The second bar also can a silent change, but without striking the key for the switch at all. D4
is played with L.H. 1
, reach down the octave to D3
and touch the key with (5)
, but don't actual press it down, only touch it silently, then again silently change (5)
to (1)
, then reach down yet another octave to D2
, and strike it to play aloud with 5
.
The strategy is to have the size of an octave well trained in your hands between fingers 5
and 1
. You want to be able to hit the octave interval automatically. Within the octave the other fingers should then be trainer for various positions and interval distances based on triads in root position, first inversion, and second inversion, or five finger positions of scale portions either ascending from the lower pitch or descending from the higher pitch. If you can "find" any of those chord/scale intervals within an octave reach, then you can use silent finger changes on the piano keys involved and get your hand moved into various new positions.
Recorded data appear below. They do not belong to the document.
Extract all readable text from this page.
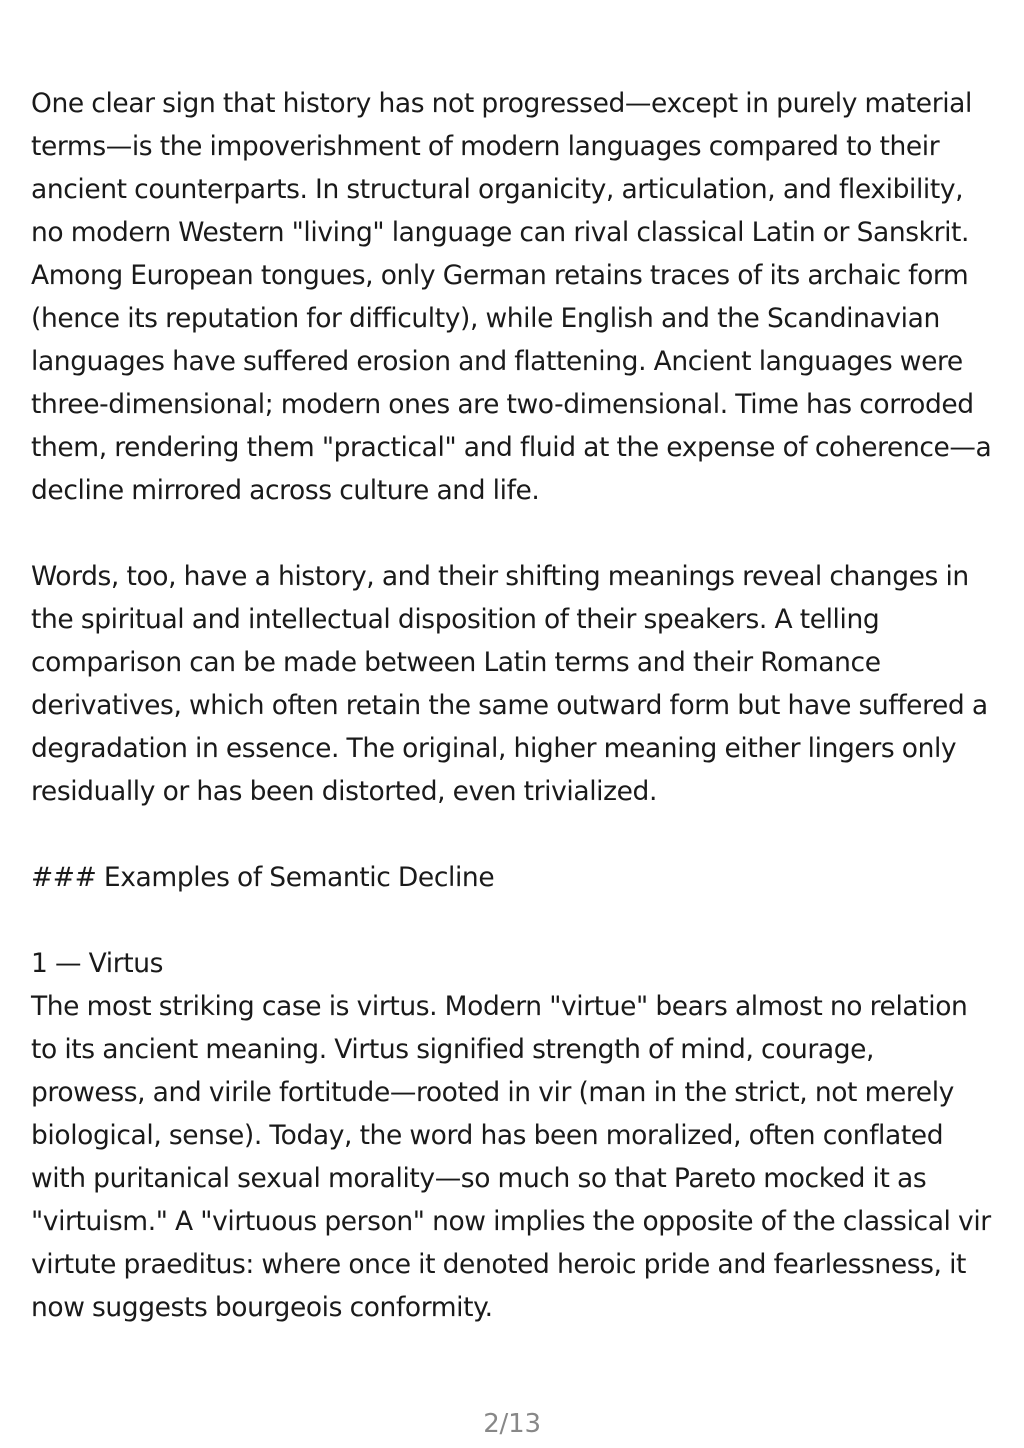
One clear sign that history has not progressed—except in purely material terms—is the impoverishment of modern languages compared to their ancient counterparts. In structural organicity, articulation, and flexibility, no modern Western "living" language can rival classical Latin or Sanskrit. Among European tongues, only German retains traces of its archaic form (hence its reputation for difficulty), while English and the Scandinavian languages have suffered erosion and flattening. Ancient languages were three-dimensional; modern ones are two-dimensional. Time has corroded them, rendering them "practical" and fluid at the expense of coherence—a decline mirrored across culture and life.

Words, too, have a history, and their shifting meanings reveal changes in the spiritual and intellectual disposition of their speakers. A telling comparison can be made between Latin terms and their Romance derivatives, which often retain the same outward form but have suffered a degradation in essence. The original, higher meaning either lingers only residually or has been distorted, even trivialized.

### Examples of Semantic Decline

1 — Virtus

The most striking case is virtus. Modern "virtue" bears almost no relation to its ancient meaning. Virtus signified strength of mind, courage, prowess, and virile fortitude—rooted in vir (man in the strict, not merely biological, sense). Today, the word has been moralized, often conflated with puritanical sexual morality—so much so that Pareto mocked it as "virtuism." A "virtuous person" now implies the opposite of the classical vir virtute praeditus: where once it denoted heroic pride and fearlessness, it now suggests bourgeois conformity.

2/13
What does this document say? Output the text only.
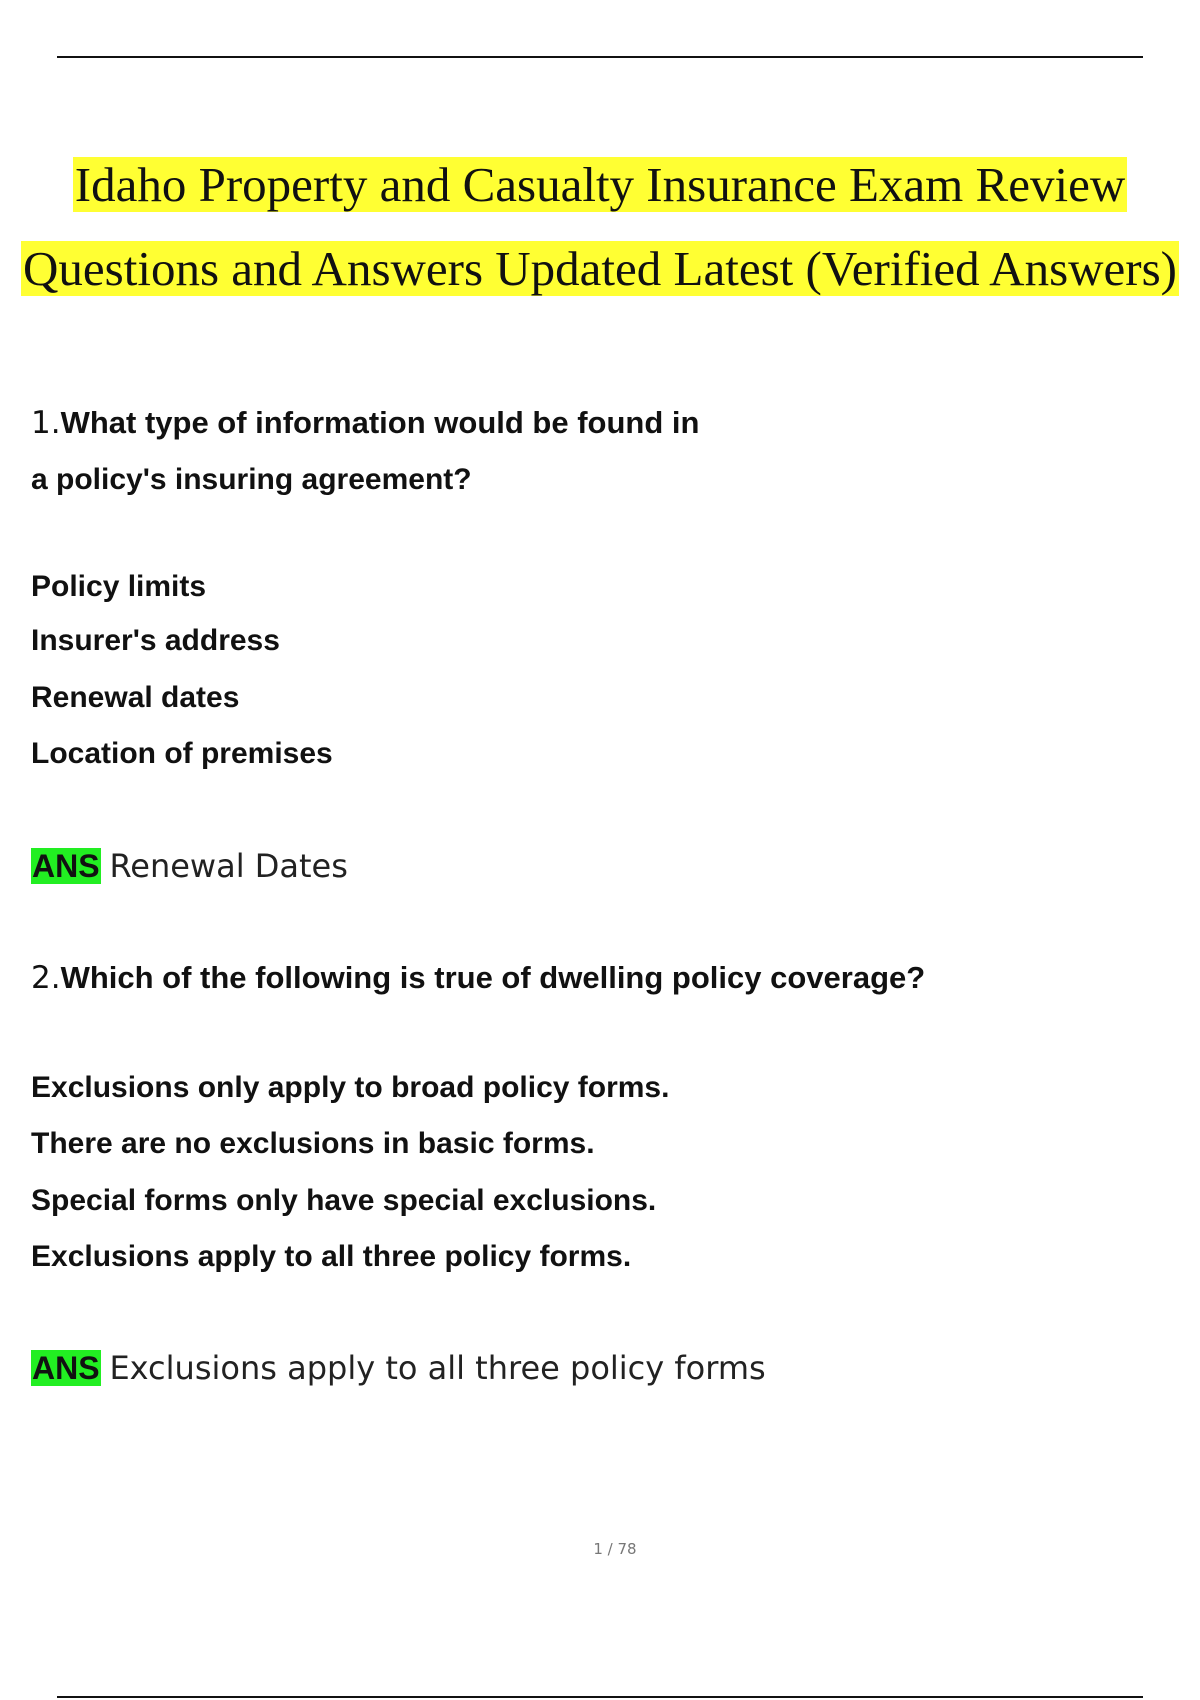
Idaho Property and Casualty Insurance Exam Review
Questions and Answers Updated Latest (Verified Answers)
1.What type of information would be found in
a policy's insuring agreement?
Policy limits
Insurer's address
Renewal dates
Location of premises
ANS Renewal Dates
2.Which of the following is true of dwelling policy coverage?
Exclusions only apply to broad policy forms.
There are no exclusions in basic forms.
Special forms only have special exclusions.
Exclusions apply to all three policy forms.
ANS Exclusions apply to all three policy forms
1 / 78
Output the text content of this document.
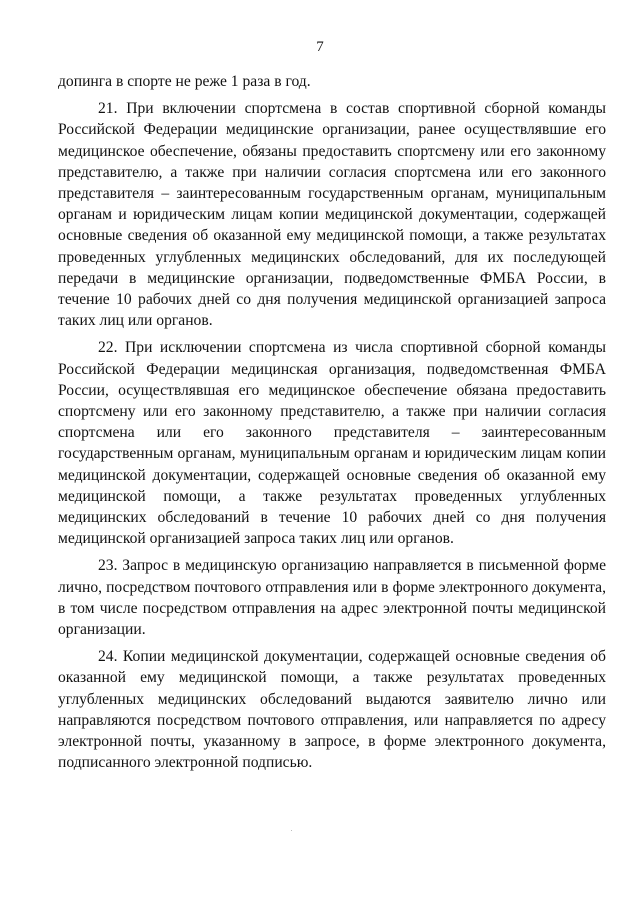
7

допинга в спорте не реже 1 раза в год.

21. При включении спортсмена в состав спортивной сборной команды Российской Федерации медицинские организации, ранее осуществлявшие его медицинское обеспечение, обязаны предоставить спортсмену или его законному представителю, а также при наличии согласия спортсмена или его законного представителя – заинтересованным государственным органам, муниципальным органам и юридическим лицам копии медицинской документации, содержащей основные сведения об оказанной ему медицинской помощи, а также результатах проведенных углубленных медицинских обследований, для их последующей передачи в медицинские организации, подведомственные ФМБА России, в течение 10 рабочих дней со дня получения медицинской организацией запроса таких лиц или органов.

22. При исключении спортсмена из числа спортивной сборной команды Российской Федерации медицинская организация, подведомственная ФМБА России, осуществлявшая его медицинское обеспечение обязана предоставить спортсмену или его законному представителю, а также при наличии согласия спортсмена или его законного представителя – заинтересованным государственным органам, муниципальным органам и юридическим лицам копии медицинской документации, содержащей основные сведения об оказанной ему медицинской помощи, а также результатах проведенных углубленных медицинских обследований в течение 10 рабочих дней со дня получения медицинской организацией запроса таких лиц или органов.

23. Запрос в медицинскую организацию направляется в письменной форме лично, посредством почтового отправления или в форме электронного документа, в том числе посредством отправления на адрес электронной почты медицинской организации.

24. Копии медицинской документации, содержащей основные сведения об оказанной ему медицинской помощи, а также результатах проведенных углубленных медицинских обследований выдаются заявителю лично или направляются посредством почтового отправления, или направляется по адресу электронной почты, указанному в запросе, в форме электронного документа, подписанного электронной подписью.
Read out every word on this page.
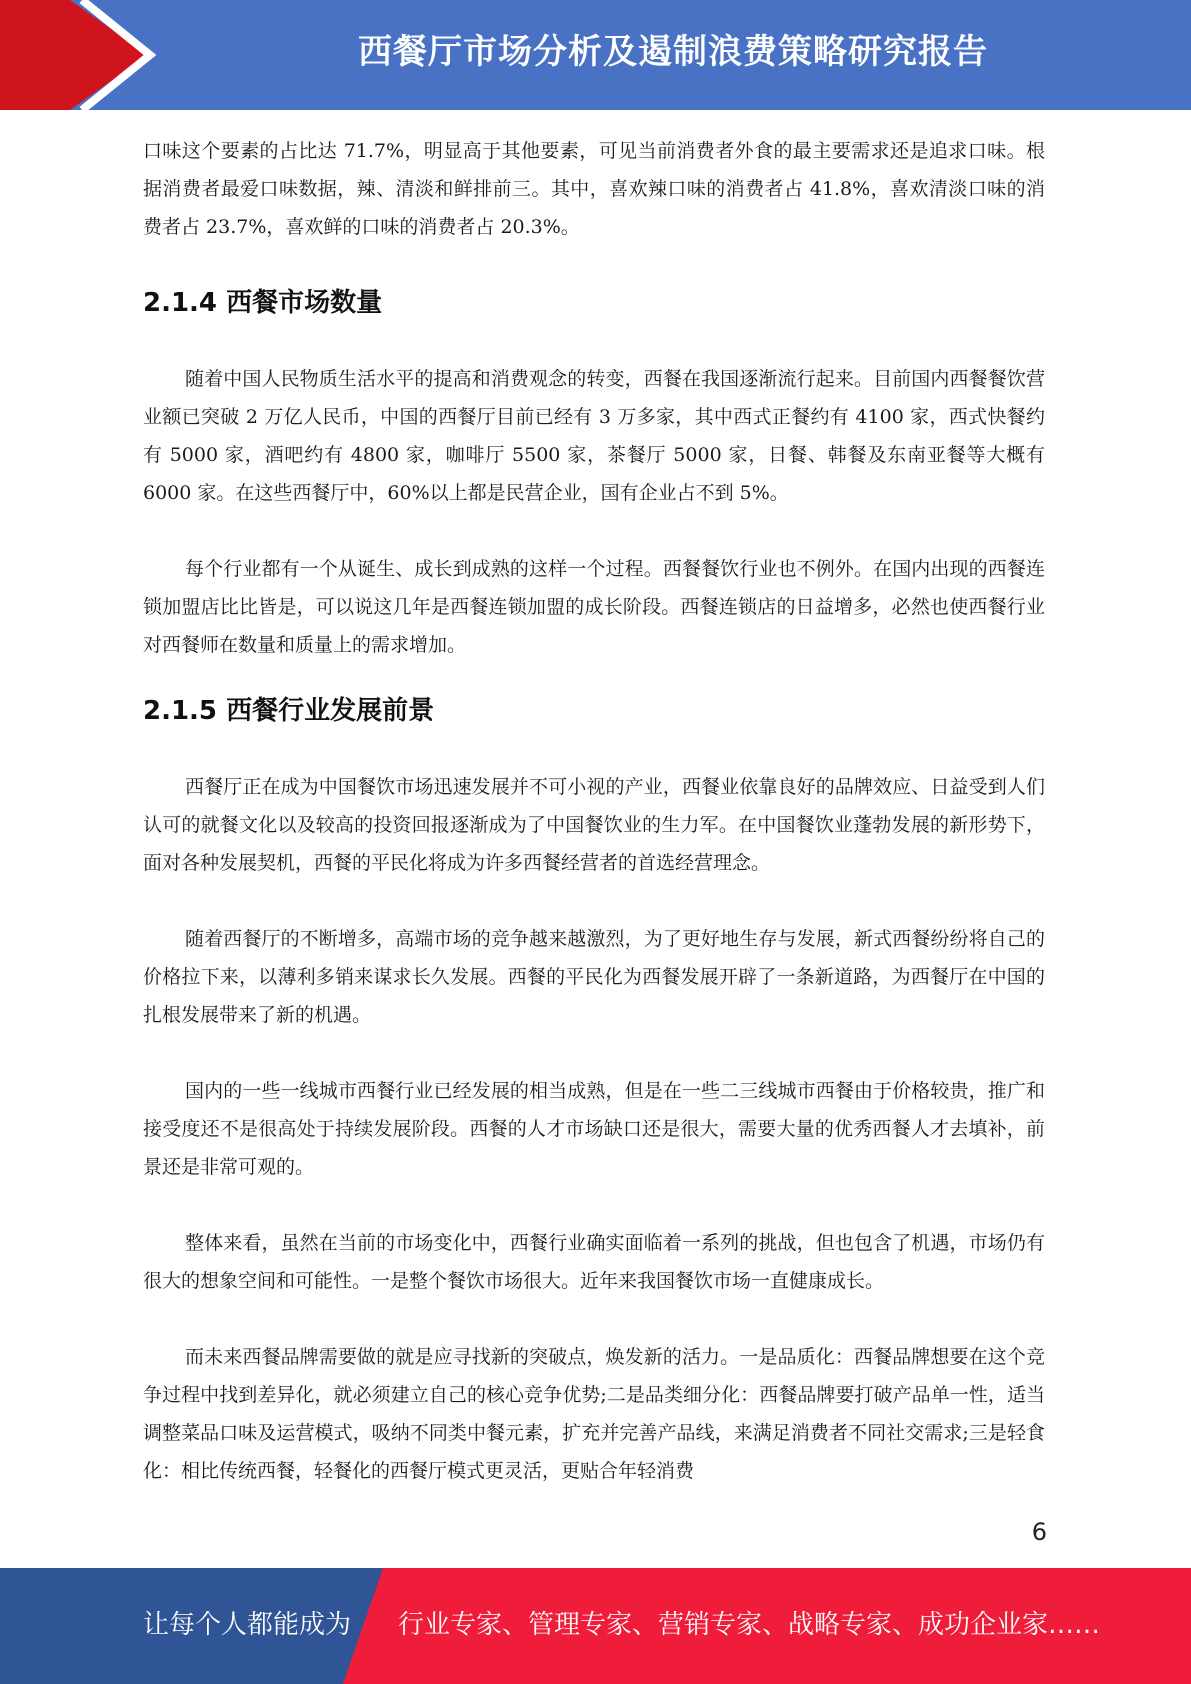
西餐厅市场分析及遏制浪费策略研究报告

口味这个要素的占比达 71.7%，明显高于其他要素，可见当前消费者外食的最主要需求还是追求口味。根据消费者最爱口味数据，辣、清淡和鲜排前三。其中，喜欢辣口味的消费者占 41.8%，喜欢清淡口味的消费者占 23.7%，喜欢鲜的口味的消费者占 20.3%。

2.1.4 西餐市场数量

随着中国人民物质生活水平的提高和消费观念的转变，西餐在我国逐渐流行起来。目前国内西餐餐饮营业额已突破 2 万亿人民币，中国的西餐厅目前已经有 3 万多家，其中西式正餐约有 4100 家，西式快餐约有 5000 家，酒吧约有 4800 家，咖啡厅 5500 家，茶餐厅 5000 家，日餐、韩餐及东南亚餐等大概有 6000 家。在这些西餐厅中，60%以上都是民营企业，国有企业占不到 5%。

每个行业都有一个从诞生、成长到成熟的这样一个过程。西餐餐饮行业也不例外。在国内出现的西餐连锁加盟店比比皆是，可以说这几年是西餐连锁加盟的成长阶段。西餐连锁店的日益增多，必然也使西餐行业对西餐师在数量和质量上的需求增加。

2.1.5 西餐行业发展前景

西餐厅正在成为中国餐饮市场迅速发展并不可小视的产业，西餐业依靠良好的品牌效应、日益受到人们认可的就餐文化以及较高的投资回报逐渐成为了中国餐饮业的生力军。在中国餐饮业蓬勃发展的新形势下，面对各种发展契机，西餐的平民化将成为许多西餐经营者的首选经营理念。

随着西餐厅的不断增多，高端市场的竞争越来越激烈，为了更好地生存与发展，新式西餐纷纷将自己的价格拉下来，以薄利多销来谋求长久发展。西餐的平民化为西餐发展开辟了一条新道路，为西餐厅在中国的扎根发展带来了新的机遇。

国内的一些一线城市西餐行业已经发展的相当成熟，但是在一些二三线城市西餐由于价格较贵，推广和接受度还不是很高处于持续发展阶段。西餐的人才市场缺口还是很大，需要大量的优秀西餐人才去填补，前景还是非常可观的。

整体来看，虽然在当前的市场变化中，西餐行业确实面临着一系列的挑战，但也包含了机遇，市场仍有很大的想象空间和可能性。一是整个餐饮市场很大。近年来我国餐饮市场一直健康成长。

而未来西餐品牌需要做的就是应寻找新的突破点，焕发新的活力。一是品质化：西餐品牌想要在这个竞争过程中找到差异化，就必须建立自己的核心竞争优势;二是品类细分化：西餐品牌要打破产品单一性，适当调整菜品口味及运营模式，吸纳不同类中餐元素，扩充并完善产品线，来满足消费者不同社交需求;三是轻食化：相比传统西餐，轻餐化的西餐厅模式更灵活，更贴合年轻消费

6
让每个人都能成为 行业专家、管理专家、营销专家、战略专家、成功企业家……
Depending on the tempo of the music you may not have time to do a proper silent finger change, but you can still use the basic concept. If you need to move quickly up to the D4
, you release 1
on D3
, hold the octave reach in the L.H. then sort of "remember" spatially where 1
was, and put 5
in the same place without loosing the octave stretch of your hand. If you keep the octave reach, you should be able to just put 1
down, and have it land on D4
.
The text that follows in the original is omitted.